The Case for Being Average: A Mediocrity Approach to Style Masking and Author Obfuscation

Georgi Karadzhov, Tsvetomila Mihaylova, Yasen Kiprov, Georgi Georgiev, Ivan Koychev, Preslav Nakov
Best of the Labs Track at CLEF-2017
Publication year: 2017

Best-of-labs track paper

Users posting online expect to remain anonymous unless they have logged in, which is often needed for them to be able to discuss freely on various topics. Preserving the anonymity of a text’s writer can be also important in some other contexts, e.g., in the case of witness protection or anonymity programs. However, each person has his/her own style of writing, which can be analyzed
using stylometry, and as a result, the true identity of the author of a piece of text can be revealed even if s/he has tried to hide it. Thus, it could be helpful to design automatic tools that can help a person obfuscate his/her identity when writing text. In particular, here we propose an approach that changes the text so that it is pushed towards average values for some general stylometric characteristics, thus making the use of these characteristics less discriminative. The approach consists of three main steps: first, we calculate the values for some popular stylometric metrics that can indicate authorship; then we apply various transformations to the text, so that these metrics are adjusted towards the average level, while preserving the semantics and the soundness of the text; and finally, we add random noise. This approach turned out to be very efficient and yielded the best performance on the Author Obfuscation task at the PAN-2016 competition.

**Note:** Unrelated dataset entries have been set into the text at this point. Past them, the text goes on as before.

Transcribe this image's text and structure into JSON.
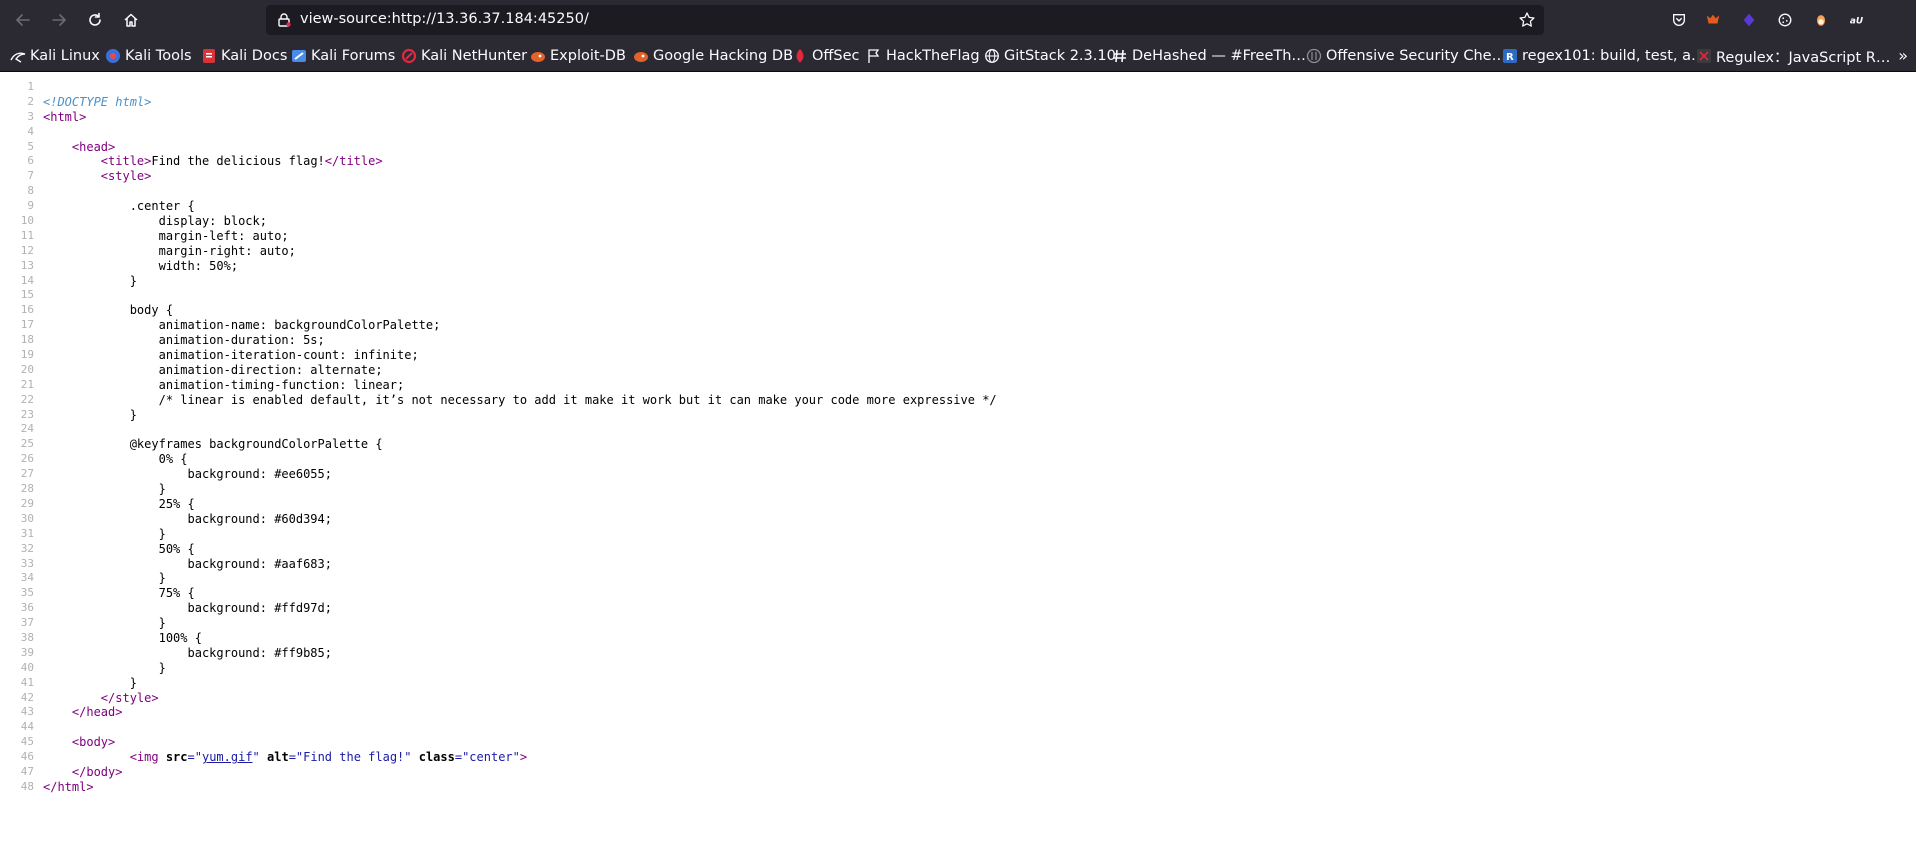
{
  "browser": {
    "url": "view-source:http://13.36.37.184:45250/",
    "bookmarks": [
      {
        "label": "Kali Linux",
        "icon": "kali-dragon-icon"
      },
      {
        "label": "Kali Tools",
        "icon": "kali-tools-icon"
      },
      {
        "label": "Kali Docs",
        "icon": "kali-docs-icon"
      },
      {
        "label": "Kali Forums",
        "icon": "kali-forums-icon"
      },
      {
        "label": "Kali NetHunter",
        "icon": "nethunter-icon"
      },
      {
        "label": "Exploit-DB",
        "icon": "exploit-db-icon"
      },
      {
        "label": "Google Hacking DB",
        "icon": "ghdb-icon"
      },
      {
        "label": "OffSec",
        "icon": "offsec-icon"
      },
      {
        "label": "HackTheFlag",
        "icon": "flag-icon"
      },
      {
        "label": "GitStack 2.3.10",
        "icon": "globe-icon"
      },
      {
        "label": "DeHashed — #FreeTh…",
        "icon": "hash-icon"
      },
      {
        "label": "Offensive Security Che…",
        "icon": "cheatsheet-icon"
      },
      {
        "label": "regex101: build, test, a…",
        "icon": "regex101-icon"
      },
      {
        "label": "Regulex：JavaScript R…",
        "icon": "regulex-icon"
      }
    ]
  },
  "source_lines": [
    {
      "n": "1",
      "parts": []
    },
    {
      "n": "2",
      "parts": [
        {
          "t": "<!DOCTYPE html>",
          "c": "doctype"
        }
      ]
    },
    {
      "n": "3",
      "parts": [
        {
          "t": "<html>",
          "c": "tag"
        }
      ]
    },
    {
      "n": "4",
      "parts": []
    },
    {
      "n": "5",
      "parts": [
        {
          "t": "    "
        },
        {
          "t": "<head>",
          "c": "tag"
        }
      ]
    },
    {
      "n": "6",
      "parts": [
        {
          "t": "        "
        },
        {
          "t": "<title>",
          "c": "tag"
        },
        {
          "t": "Find the delicious flag!"
        },
        {
          "t": "</title>",
          "c": "tag"
        }
      ]
    },
    {
      "n": "7",
      "parts": [
        {
          "t": "        "
        },
        {
          "t": "<style>",
          "c": "tag"
        }
      ]
    },
    {
      "n": "8",
      "parts": []
    },
    {
      "n": "9",
      "parts": [
        {
          "t": "            .center {"
        }
      ]
    },
    {
      "n": "10",
      "parts": [
        {
          "t": "                display: block;"
        }
      ]
    },
    {
      "n": "11",
      "parts": [
        {
          "t": "                margin-left: auto;"
        }
      ]
    },
    {
      "n": "12",
      "parts": [
        {
          "t": "                margin-right: auto;"
        }
      ]
    },
    {
      "n": "13",
      "parts": [
        {
          "t": "                width: 50%;"
        }
      ]
    },
    {
      "n": "14",
      "parts": [
        {
          "t": "            }"
        }
      ]
    },
    {
      "n": "15",
      "parts": []
    },
    {
      "n": "16",
      "parts": [
        {
          "t": "            body {"
        }
      ]
    },
    {
      "n": "17",
      "parts": [
        {
          "t": "                animation-name: backgroundColorPalette;"
        }
      ]
    },
    {
      "n": "18",
      "parts": [
        {
          "t": "                animation-duration: 5s;"
        }
      ]
    },
    {
      "n": "19",
      "parts": [
        {
          "t": "                animation-iteration-count: infinite;"
        }
      ]
    },
    {
      "n": "20",
      "parts": [
        {
          "t": "                animation-direction: alternate;"
        }
      ]
    },
    {
      "n": "21",
      "parts": [
        {
          "t": "                animation-timing-function: linear;"
        }
      ]
    },
    {
      "n": "22",
      "parts": [
        {
          "t": "                /* linear is enabled default, it’s not necessary to add it make it work but it can make your code more expressive */"
        }
      ]
    },
    {
      "n": "23",
      "parts": [
        {
          "t": "            }"
        }
      ]
    },
    {
      "n": "24",
      "parts": []
    },
    {
      "n": "25",
      "parts": [
        {
          "t": "            @keyframes backgroundColorPalette {"
        }
      ]
    },
    {
      "n": "26",
      "parts": [
        {
          "t": "                0% {"
        }
      ]
    },
    {
      "n": "27",
      "parts": [
        {
          "t": "                    background: #ee6055;"
        }
      ]
    },
    {
      "n": "28",
      "parts": [
        {
          "t": "                }"
        }
      ]
    },
    {
      "n": "29",
      "parts": [
        {
          "t": "                25% {"
        }
      ]
    },
    {
      "n": "30",
      "parts": [
        {
          "t": "                    background: #60d394;"
        }
      ]
    },
    {
      "n": "31",
      "parts": [
        {
          "t": "                }"
        }
      ]
    },
    {
      "n": "32",
      "parts": [
        {
          "t": "                50% {"
        }
      ]
    },
    {
      "n": "33",
      "parts": [
        {
          "t": "                    background: #aaf683;"
        }
      ]
    },
    {
      "n": "34",
      "parts": [
        {
          "t": "                }"
        }
      ]
    },
    {
      "n": "35",
      "parts": [
        {
          "t": "                75% {"
        }
      ]
    },
    {
      "n": "36",
      "parts": [
        {
          "t": "                    background: #ffd97d;"
        }
      ]
    },
    {
      "n": "37",
      "parts": [
        {
          "t": "                }"
        }
      ]
    },
    {
      "n": "38",
      "parts": [
        {
          "t": "                100% {"
        }
      ]
    },
    {
      "n": "39",
      "parts": [
        {
          "t": "                    background: #ff9b85;"
        }
      ]
    },
    {
      "n": "40",
      "parts": [
        {
          "t": "                }"
        }
      ]
    },
    {
      "n": "41",
      "parts": [
        {
          "t": "            }"
        }
      ]
    },
    {
      "n": "42",
      "parts": [
        {
          "t": "        "
        },
        {
          "t": "</style>",
          "c": "tag"
        }
      ]
    },
    {
      "n": "43",
      "parts": [
        {
          "t": "    "
        },
        {
          "t": "</head>",
          "c": "tag"
        }
      ]
    },
    {
      "n": "44",
      "parts": []
    },
    {
      "n": "45",
      "parts": [
        {
          "t": "    "
        },
        {
          "t": "<body>",
          "c": "tag"
        }
      ]
    },
    {
      "n": "46",
      "parts": [
        {
          "t": "            "
        },
        {
          "t": "<img ",
          "c": "tag"
        },
        {
          "t": "src",
          "c": "attr"
        },
        {
          "t": "=\"",
          "c": "val"
        },
        {
          "t": "yum.gif",
          "c": "link"
        },
        {
          "t": "\" ",
          "c": "val"
        },
        {
          "t": "alt",
          "c": "attr"
        },
        {
          "t": "=\"Find the flag!\" ",
          "c": "val"
        },
        {
          "t": "class",
          "c": "attr"
        },
        {
          "t": "=\"center\"",
          "c": "val"
        },
        {
          "t": ">",
          "c": "tag"
        }
      ]
    },
    {
      "n": "47",
      "parts": [
        {
          "t": "    "
        },
        {
          "t": "</body>",
          "c": "tag"
        }
      ]
    },
    {
      "n": "48",
      "parts": [
        {
          "t": "</html>",
          "c": "tag"
        }
      ]
    }
  ]
}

SU@ PAN’2016: Author Obfuscation—Notebook for PAN at CLEF 2016

Tsvetomila Mihaylova, Georgi Karadzhov, Preslav Nakov, Yasen Kiprov, Georgi Georgiev, Ivan Koychev
In Conference and Labs of the Evaluation Forum, CLEF, 2016
Publication year: 2016

The anonymity of a text’s writer is an important topic for some domains, such as witness protection and anonymity programs. Stylometry can be used to reveal the true author of a text even if s/he wishes to hide his/her identity. In this paper, we present our approach for hiding an author’s identity by masking their style, which we developed for the Author Obfuscation task, part of the PAN-2016 competition. The approach consists of three main steps: the first one is an evaluation of different metrics in the text that can indicate authorship; the second one is the application of various transformations, so that those metrics of the target text are adjusted towards the average level, while still keeping the meaning and the soundness of the text; as a final step, we are adding random noise to the text. Our system showed the best performance for masking the author style.